I primi rifugiati climatici da Tuvalu sbarcano in Australia grazie al patto Falepili Union, mentre l’arcipelago del Pacifico affronta l’innalzamento del livello del mare. Questo esodo pianificato offre visti permanenti a 280 cittadini all’anno, segnando l’inizio della migrazione climatica organizzata per la sopravvivenza.

Le prime famiglie di Tuvalu hanno messo piede sul suolo australiano, segnando un momento storico nella lotta contro i cambiamenti climatici. Questi rifugiati climatici, noti anche come sfollati climatici o profughi climatici, lasciano le loro isole nel Pacifico meridionale a causa dell’innalzamento del livello del mare che minaccia di sommergere vaste aree del territorio.
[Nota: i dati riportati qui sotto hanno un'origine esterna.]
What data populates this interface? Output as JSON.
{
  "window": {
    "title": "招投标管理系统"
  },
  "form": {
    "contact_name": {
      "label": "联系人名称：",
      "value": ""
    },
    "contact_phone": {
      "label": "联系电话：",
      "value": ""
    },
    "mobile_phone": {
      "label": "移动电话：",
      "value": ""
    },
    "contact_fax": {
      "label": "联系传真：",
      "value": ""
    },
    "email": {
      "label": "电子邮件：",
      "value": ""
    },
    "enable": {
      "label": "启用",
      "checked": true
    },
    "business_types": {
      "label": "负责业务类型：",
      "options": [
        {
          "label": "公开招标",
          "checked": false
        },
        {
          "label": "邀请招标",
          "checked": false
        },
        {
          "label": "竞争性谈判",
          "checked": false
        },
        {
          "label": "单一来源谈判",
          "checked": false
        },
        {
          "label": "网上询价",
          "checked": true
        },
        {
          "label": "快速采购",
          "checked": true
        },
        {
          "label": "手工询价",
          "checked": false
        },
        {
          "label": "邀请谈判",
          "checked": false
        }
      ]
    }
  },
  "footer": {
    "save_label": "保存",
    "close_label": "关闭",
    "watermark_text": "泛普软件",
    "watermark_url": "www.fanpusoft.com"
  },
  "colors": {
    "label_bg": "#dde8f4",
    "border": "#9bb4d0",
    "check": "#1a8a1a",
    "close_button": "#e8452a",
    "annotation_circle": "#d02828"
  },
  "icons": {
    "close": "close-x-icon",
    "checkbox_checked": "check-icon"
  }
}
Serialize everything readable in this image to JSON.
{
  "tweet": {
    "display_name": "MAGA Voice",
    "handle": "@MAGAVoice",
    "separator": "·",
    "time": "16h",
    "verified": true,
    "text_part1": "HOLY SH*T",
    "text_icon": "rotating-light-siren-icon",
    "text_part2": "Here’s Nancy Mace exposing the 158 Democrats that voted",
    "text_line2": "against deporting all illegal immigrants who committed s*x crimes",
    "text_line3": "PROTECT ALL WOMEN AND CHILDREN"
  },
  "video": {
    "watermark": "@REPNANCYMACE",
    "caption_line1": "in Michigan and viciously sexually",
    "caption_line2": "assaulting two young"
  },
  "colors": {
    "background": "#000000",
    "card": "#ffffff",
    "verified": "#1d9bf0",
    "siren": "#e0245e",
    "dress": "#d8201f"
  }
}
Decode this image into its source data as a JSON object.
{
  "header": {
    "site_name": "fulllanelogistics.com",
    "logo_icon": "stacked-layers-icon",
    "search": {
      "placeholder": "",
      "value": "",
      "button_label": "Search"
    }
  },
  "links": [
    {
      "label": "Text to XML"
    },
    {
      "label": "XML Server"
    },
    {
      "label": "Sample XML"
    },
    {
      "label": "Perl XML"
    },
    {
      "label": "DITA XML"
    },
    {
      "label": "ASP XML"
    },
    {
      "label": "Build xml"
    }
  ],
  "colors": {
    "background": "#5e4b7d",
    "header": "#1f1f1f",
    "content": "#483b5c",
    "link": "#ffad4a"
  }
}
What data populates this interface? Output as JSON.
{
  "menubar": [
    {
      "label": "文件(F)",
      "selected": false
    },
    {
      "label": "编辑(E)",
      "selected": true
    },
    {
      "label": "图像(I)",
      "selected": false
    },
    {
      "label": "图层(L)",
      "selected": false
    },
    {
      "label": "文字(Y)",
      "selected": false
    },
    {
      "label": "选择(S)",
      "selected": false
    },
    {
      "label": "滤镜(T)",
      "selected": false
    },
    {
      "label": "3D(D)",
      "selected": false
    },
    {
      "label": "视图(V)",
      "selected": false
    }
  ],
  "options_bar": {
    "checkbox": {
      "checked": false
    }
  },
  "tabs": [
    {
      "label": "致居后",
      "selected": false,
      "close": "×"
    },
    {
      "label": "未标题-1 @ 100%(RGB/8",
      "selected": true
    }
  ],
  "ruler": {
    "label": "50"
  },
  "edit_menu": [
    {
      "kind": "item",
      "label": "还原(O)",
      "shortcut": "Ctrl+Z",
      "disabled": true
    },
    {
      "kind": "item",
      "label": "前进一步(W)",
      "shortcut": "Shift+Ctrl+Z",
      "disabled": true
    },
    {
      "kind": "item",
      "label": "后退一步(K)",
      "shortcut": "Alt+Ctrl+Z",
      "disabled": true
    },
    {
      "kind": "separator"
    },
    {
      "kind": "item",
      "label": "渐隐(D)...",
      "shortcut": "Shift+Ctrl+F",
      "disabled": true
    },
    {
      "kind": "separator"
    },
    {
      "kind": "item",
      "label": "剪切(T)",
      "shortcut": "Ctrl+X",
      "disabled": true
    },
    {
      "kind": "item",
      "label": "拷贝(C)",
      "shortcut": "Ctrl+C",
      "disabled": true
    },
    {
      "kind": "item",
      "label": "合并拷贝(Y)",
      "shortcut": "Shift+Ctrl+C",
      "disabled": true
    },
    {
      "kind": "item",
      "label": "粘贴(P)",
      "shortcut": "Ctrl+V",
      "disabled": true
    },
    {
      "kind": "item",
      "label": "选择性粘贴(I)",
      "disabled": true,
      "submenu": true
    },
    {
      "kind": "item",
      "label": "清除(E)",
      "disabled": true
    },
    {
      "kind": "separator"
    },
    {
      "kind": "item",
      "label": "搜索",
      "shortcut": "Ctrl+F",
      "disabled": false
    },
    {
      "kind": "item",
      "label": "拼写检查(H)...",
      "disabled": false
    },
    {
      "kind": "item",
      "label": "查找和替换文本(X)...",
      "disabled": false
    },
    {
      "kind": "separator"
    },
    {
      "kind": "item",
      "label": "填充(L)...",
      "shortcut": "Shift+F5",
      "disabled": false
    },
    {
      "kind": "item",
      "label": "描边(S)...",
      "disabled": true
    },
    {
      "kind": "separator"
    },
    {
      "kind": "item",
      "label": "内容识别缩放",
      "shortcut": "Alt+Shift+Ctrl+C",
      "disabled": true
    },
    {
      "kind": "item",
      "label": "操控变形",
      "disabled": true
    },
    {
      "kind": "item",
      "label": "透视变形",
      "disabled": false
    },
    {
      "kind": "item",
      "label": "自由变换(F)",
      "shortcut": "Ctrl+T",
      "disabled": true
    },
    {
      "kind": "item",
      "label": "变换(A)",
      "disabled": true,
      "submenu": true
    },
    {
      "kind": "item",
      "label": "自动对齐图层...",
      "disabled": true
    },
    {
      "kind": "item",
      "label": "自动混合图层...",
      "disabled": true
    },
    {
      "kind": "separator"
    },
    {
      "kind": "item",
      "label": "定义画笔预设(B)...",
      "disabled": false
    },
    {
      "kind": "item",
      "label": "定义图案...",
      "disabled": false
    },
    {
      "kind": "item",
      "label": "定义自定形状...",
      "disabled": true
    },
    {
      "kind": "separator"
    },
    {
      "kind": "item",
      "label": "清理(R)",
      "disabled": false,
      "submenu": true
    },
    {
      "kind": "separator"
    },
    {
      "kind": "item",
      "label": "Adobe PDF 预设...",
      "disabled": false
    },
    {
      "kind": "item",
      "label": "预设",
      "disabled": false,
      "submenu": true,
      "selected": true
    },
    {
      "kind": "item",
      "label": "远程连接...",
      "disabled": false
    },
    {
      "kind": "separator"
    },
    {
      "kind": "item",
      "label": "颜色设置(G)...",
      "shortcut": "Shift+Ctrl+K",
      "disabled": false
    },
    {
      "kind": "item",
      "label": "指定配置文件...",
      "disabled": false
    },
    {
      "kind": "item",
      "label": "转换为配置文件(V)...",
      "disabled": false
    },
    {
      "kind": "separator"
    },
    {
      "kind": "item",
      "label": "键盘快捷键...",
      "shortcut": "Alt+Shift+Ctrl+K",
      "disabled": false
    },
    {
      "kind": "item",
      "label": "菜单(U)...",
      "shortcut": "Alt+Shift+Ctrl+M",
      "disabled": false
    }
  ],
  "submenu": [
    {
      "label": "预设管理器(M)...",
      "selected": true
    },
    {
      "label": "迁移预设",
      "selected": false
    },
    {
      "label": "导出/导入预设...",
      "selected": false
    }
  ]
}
L’accordo bilaterale tra Australia e Tuvalu apre un nuovo capitolo nella gestione della migrazione climatica, con arrivi che coinvolgono lavoratori qualificati e famiglie intere dirette verso città come Melbourne e Darwin.

Il patto Falepili Union tra Australia e Tuvalu

Il trattato Falepili Union, firmato nel 2023, rappresenta il fulcro di questa iniziativa. Il termine “falepili” nella lingua tuvaluana indica i legami familiari con i vicini, simboleggiando la vicinanza tra i due Paesi. Ogni anno, Australia concede 280 visti climatici permanenti ai cittadini di Tuvalu, un numero calibrato per bilanciare l’esodo con la sostenibilità demografica dell’arcipelago. Alla prima apertura delle registrazioni nel 2025, oltre 8.750 persone, circa l’80% della popolazione, hanno partecipato al sorteggio, evidenziando l’urgenza della situazione. La ministra degli Esteri australiana Penny Wong ha descritto il programma come “mobilità con dignità”, permettendo ai nuovi arrivati di inserirsi nel mercato del lavoro e nei servizi sociali.

Storie personali dei migranti climatici

Tra i primi rifugiati climatici spiccano figure diverse. Kitai Haulapi, autista di carrelli elevatori e prima donna selezionata, si dirige a Melbourne. La dentista Masina Matolu con la famiglia sceglie Darwin, mentre il pastore tirocinante Manipua Puafolau opta per Naracoorte, in Australia Meridionale, dove esiste già una comunità di isolani nel settore agricolo. Questi arrivi, concentrati in centri urbani come Melbourne, Adelaide e Darwin, oltre che in aree regionali, creano reti di supporto per i profughi climatici. Le destinazioni riflettono sia opportunità lavorative che presenze di diaspore pacifiche, facilitando l’integrazione nella società australiana.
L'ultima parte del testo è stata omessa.